Bracken criticizes the budget for continuing a pattern of high spending and tax increases without significant investment in businesses, which he views as crucial for New Jersey's economic stability. He notes that while the budget allocates over $23.2 billion to school funding, public pensions, and property tax relief, it offers little support to the business community.
According to NJ Spotlight News analysis, these areas need reform rather than just funding. Bracken suggests reallocating 5% of this sum—approximately $1.16 billion—to state economic growth initiatives aimed at job creation and expanding the tax base.
State spending has increased by nearly 70% since 2016, with New Jersey's economic ranking dropping from 24th to 31st according to U.S. News & World Report. The state ranks poorly in fiscal stability and economic opportunity, which Bracken attributes to unsustainable budgeting practices.
The Rowan University’s Steve Sweeney Center for Public Policy reports a potential structural deficit reaching $26.8 billion by 2029 under pessimistic projections. Meanwhile, corporate business tax collections have declined by 18%, and a survey by the NJ Society of CPAs reveals widespread pessimism about the budget's impact on New Jersey's economy.
Bracken also highlights new taxes and fees totaling $1.2 billion as additional burdens on businesses already facing challenges like inflation and supply chain disruptions.
At a recent New Jersey Chamber of Commerce Business Roundtable event, Speaker Craig Coughlin raised concerns about possible federal funding cuts for Medicaid, Medicare, and SNAP programs.

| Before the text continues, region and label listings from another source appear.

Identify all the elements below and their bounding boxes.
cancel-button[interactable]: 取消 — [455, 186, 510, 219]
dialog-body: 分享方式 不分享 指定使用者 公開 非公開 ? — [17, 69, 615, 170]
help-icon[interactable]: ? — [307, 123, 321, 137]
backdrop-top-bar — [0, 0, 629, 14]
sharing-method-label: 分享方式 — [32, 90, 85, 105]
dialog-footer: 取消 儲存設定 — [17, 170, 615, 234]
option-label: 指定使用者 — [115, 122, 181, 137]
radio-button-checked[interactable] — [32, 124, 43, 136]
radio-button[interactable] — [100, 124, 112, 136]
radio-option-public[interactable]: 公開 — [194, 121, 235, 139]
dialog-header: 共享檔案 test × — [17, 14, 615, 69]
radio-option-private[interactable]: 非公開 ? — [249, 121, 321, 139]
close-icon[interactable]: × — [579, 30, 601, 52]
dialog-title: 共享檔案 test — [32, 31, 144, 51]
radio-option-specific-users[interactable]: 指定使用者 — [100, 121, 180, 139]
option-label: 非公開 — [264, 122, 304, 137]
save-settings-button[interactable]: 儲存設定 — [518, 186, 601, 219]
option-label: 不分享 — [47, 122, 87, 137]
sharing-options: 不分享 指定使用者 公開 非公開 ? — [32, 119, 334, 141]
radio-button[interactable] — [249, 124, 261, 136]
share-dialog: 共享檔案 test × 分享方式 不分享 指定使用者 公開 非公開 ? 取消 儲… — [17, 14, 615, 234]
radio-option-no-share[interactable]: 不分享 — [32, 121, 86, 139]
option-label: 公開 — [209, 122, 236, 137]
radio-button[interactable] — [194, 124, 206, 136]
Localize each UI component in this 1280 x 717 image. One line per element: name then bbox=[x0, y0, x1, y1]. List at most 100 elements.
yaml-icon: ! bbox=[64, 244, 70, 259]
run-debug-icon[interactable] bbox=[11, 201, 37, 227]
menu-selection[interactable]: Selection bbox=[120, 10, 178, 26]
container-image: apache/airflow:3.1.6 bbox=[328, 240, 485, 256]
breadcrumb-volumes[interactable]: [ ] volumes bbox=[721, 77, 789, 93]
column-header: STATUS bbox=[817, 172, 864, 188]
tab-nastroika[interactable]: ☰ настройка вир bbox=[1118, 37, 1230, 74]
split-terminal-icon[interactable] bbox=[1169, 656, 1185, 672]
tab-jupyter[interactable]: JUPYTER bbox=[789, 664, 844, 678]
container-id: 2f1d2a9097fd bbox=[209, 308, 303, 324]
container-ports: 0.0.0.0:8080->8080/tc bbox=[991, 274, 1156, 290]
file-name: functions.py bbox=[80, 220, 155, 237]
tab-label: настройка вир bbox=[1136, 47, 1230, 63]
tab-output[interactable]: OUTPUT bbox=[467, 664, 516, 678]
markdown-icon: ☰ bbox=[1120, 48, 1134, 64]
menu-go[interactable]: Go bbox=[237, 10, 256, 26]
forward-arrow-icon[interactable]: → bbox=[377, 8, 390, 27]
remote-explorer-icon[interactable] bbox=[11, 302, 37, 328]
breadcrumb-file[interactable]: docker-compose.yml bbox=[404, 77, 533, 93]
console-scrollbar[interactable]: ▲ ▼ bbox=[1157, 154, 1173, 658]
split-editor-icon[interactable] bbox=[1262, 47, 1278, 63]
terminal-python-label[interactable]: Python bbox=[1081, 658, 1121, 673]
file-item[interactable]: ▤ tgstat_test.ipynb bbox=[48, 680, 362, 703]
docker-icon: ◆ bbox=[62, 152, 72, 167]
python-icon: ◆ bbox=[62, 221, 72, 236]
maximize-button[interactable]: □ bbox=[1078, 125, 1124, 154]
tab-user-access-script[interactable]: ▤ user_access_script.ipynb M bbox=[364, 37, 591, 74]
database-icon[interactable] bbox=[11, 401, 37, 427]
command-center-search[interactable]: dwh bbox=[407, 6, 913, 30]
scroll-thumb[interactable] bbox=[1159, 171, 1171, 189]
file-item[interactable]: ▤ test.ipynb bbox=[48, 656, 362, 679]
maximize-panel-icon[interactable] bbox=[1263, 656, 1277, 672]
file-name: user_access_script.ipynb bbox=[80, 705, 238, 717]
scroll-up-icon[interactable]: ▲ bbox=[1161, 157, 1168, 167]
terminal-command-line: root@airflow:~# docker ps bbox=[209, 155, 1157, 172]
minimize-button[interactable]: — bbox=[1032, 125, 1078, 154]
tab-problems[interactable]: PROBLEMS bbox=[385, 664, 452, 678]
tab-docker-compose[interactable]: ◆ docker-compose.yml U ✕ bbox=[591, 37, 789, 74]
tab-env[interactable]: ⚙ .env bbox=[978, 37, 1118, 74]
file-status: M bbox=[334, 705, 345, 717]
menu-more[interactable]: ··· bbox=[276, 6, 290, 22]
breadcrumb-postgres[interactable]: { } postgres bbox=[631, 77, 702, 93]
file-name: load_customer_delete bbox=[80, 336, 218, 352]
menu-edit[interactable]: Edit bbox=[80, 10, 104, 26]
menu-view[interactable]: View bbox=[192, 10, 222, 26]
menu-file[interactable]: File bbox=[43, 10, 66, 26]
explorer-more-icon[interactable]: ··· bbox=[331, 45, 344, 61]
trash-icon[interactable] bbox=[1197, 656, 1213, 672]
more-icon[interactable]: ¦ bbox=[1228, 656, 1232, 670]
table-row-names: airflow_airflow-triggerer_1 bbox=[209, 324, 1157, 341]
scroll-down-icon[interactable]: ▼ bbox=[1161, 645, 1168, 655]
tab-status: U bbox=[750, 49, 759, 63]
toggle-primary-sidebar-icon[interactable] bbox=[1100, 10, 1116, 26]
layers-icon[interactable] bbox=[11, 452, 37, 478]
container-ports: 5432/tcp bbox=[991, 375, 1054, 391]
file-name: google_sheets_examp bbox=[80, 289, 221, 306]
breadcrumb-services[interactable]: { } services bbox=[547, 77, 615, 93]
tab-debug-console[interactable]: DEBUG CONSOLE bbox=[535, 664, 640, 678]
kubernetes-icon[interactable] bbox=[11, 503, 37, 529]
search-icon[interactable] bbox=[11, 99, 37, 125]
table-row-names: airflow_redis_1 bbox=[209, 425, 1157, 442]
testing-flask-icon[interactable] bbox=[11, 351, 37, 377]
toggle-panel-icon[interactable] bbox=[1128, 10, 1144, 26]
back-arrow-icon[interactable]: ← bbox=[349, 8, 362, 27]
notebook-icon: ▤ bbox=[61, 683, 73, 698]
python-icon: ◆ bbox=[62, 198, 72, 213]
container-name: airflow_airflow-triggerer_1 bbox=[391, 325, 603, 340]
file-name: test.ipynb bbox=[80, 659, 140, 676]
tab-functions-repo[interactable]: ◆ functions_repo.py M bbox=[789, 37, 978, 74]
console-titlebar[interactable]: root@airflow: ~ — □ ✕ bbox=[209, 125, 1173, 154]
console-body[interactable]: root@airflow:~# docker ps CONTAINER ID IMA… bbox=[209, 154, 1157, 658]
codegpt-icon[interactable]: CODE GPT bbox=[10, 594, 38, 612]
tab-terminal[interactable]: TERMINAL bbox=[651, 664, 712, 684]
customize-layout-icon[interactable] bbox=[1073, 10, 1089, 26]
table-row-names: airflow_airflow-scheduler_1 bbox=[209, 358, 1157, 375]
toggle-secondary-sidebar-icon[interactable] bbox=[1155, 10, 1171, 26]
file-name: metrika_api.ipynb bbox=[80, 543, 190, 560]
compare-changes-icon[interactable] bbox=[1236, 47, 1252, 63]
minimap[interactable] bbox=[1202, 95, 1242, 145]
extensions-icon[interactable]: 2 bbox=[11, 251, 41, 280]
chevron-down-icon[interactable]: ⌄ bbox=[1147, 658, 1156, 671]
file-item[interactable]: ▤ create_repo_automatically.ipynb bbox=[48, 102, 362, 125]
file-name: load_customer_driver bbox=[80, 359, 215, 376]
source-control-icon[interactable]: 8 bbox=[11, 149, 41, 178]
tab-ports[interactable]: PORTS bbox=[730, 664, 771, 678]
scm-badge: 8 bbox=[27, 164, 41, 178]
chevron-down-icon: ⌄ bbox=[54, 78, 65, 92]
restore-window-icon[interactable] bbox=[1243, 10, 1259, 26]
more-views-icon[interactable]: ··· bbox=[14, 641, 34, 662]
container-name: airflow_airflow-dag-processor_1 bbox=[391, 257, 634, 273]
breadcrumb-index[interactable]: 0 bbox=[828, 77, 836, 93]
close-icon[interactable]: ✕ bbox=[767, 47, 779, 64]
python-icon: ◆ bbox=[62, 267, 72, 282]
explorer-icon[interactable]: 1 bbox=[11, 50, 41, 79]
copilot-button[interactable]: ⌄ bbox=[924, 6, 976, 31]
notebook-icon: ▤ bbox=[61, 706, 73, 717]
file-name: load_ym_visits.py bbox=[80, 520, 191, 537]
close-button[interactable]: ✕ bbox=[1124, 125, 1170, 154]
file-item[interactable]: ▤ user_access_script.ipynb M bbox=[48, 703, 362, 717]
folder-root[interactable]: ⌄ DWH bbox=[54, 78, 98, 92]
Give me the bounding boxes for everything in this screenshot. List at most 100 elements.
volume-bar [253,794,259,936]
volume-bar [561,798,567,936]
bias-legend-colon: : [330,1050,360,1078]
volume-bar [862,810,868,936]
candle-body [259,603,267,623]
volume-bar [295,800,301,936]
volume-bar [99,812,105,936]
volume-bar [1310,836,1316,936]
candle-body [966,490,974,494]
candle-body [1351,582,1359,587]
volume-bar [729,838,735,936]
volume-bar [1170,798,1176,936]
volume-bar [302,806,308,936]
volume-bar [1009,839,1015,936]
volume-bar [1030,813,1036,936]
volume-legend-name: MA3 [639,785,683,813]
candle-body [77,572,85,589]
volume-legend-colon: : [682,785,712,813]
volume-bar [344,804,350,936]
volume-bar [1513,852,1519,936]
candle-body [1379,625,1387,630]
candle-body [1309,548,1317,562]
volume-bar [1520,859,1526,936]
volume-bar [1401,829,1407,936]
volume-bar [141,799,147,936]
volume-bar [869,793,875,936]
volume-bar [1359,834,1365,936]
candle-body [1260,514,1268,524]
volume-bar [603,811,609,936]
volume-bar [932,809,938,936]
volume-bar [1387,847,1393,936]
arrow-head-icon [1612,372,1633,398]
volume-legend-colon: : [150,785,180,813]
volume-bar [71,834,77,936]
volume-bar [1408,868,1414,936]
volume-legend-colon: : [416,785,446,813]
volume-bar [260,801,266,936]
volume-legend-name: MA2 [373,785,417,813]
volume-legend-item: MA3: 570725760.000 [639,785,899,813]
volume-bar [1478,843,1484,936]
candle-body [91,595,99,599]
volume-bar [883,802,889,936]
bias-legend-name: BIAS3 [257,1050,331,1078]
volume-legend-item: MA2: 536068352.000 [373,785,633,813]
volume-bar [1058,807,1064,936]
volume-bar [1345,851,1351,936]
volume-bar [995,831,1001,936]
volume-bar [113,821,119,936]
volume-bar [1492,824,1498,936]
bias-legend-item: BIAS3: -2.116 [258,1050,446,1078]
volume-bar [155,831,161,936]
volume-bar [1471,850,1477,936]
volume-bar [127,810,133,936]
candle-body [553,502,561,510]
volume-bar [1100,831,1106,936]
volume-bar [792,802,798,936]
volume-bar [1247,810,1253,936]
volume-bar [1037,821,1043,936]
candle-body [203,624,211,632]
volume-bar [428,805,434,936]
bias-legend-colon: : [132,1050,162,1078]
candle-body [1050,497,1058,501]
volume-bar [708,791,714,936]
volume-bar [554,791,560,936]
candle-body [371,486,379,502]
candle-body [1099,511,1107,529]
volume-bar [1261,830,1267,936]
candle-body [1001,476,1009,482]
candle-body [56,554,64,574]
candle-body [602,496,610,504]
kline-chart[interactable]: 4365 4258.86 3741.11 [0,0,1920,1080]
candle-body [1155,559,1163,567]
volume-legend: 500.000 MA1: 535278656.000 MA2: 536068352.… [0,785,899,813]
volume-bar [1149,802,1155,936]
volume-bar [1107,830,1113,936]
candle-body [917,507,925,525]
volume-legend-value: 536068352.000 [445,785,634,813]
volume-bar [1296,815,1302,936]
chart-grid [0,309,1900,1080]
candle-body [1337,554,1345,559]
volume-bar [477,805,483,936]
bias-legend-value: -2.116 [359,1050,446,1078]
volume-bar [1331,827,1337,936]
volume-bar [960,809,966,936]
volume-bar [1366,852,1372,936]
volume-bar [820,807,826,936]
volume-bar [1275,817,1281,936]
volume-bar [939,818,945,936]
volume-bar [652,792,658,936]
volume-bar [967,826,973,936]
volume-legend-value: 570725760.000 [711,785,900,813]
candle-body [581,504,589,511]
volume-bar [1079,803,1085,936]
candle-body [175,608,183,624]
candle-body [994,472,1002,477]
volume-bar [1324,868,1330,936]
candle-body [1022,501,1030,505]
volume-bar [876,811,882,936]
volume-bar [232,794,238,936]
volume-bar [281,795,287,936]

Bracken calls for thoughtful spending cuts, halting tax hikes that could drive businesses away, supporting institutions that aid business growth, restoring funding to small business initiatives like the Main Street Recovery Fund, and investing in workforce development through higher education and job training.
He emphasizes that employers are not seeking handouts but opportunities to thrive within a fiscally responsible framework that prioritizes both economic growth and stability.
"This budget is our last chance to correct course — or we leave a fiscal mess for the next administration to clean up," warns Bracken.
The urgency is clear as New Jersey faces its impending budget deadline with critical decisions ahead.